Clovis Vincent, the renowned Parisian neurosurgeon who performed the fateful operation, expected to find a ventricular dilation. Today’s experts have a very different hypothesis: they suspect Ravel’s issues stemmed not from his heart but his brain, but disagree on whether he suffered from frontotemporal dementia, Alzheimer’s, or Creutzfeldt-Jakob disease.
Decoding Boléro
Which of these diseases Ravel actually suffered from is hard to say, not only because the composer is long dead but also because he lived during a time when our understanding of neuroscience and mental illness was not advanced enough to produce a reliable diagnosis. Still, many experts have searched the curious composition of Boléro for hints of specific illnesses — a practice that has yielded several compelling arguments.
The incessant repetition found in Boléro could be a sign of Alzheimer’s disease, which manifests in a number of subtle, seemingly harmless behavioral traits that worsen over time. One of these is a display of repetitive, compulsive behavior. Based on what we know about Ravel’s life and personality, this kind of behavior was not uncharacteristic of the composer, though it did reach concerning crescendos with Boléro.

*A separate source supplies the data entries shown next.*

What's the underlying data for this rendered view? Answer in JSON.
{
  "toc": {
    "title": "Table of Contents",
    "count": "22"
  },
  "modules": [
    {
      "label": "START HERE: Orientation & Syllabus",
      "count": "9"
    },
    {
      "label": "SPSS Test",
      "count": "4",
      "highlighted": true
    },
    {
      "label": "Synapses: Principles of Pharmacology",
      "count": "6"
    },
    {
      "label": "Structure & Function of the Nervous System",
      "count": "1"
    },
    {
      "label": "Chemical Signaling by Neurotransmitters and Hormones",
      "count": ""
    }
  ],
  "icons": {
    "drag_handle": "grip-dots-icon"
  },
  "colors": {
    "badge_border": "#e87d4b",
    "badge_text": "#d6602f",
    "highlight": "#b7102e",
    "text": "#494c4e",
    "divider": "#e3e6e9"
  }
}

Francois Boller, a Clinical Professor of Neurology and Rehabilitation Medicine at the GW School of Medicine and Health Science, thinks that Ravel remained far too self-aware for a dementia patient, and suggests he may have suffered from a more complex illness instead, one affecting the left side of the brain. Boller’s evidence for this is the fact that Boléro is mostly focused on timbre, the aptitude for which stems from the brain’s right side.
The mysterious origins of creative genius
Boller’s diagnosis aligns with what we already know about the development of Ravel’s complications. Though the composer was unable to work, he spent the last few years of his life socializing with friends and family, something that most Alzheimer’s patients simply cannot do.

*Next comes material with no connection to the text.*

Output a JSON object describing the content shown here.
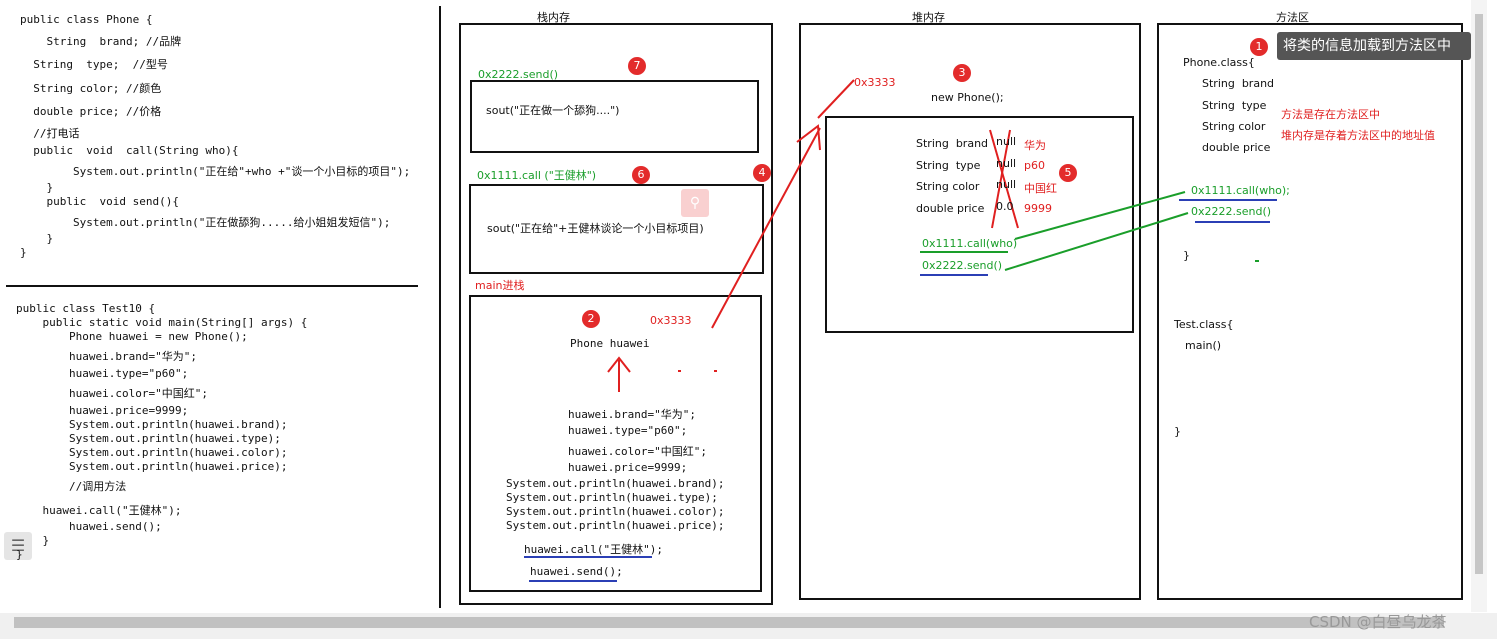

Boller says that Ravel “didn’t lose the ability to compose music” but merely “the ability to express it.” Songs are made up of various components, including rhythm, pitch, melody, and harmony. Our inclination toward each of these components is located in different parts of the brain, and studying which of these components ultimately failed Ravel could help us piece together his neuropsychological profile.
Of course, there remains the possibility that Boléro was created by a musician who, in mostly sound mind, decided he would experiment with the boundaries of his artistic medium. Throughout history, many forward-thinking artists — from Pablo Picasso to the sisters Brontë — were declared ill or mad by their short-sighted contemporaries. Their creativity leaves a decisive impact, while its source stays shrouded in mystery.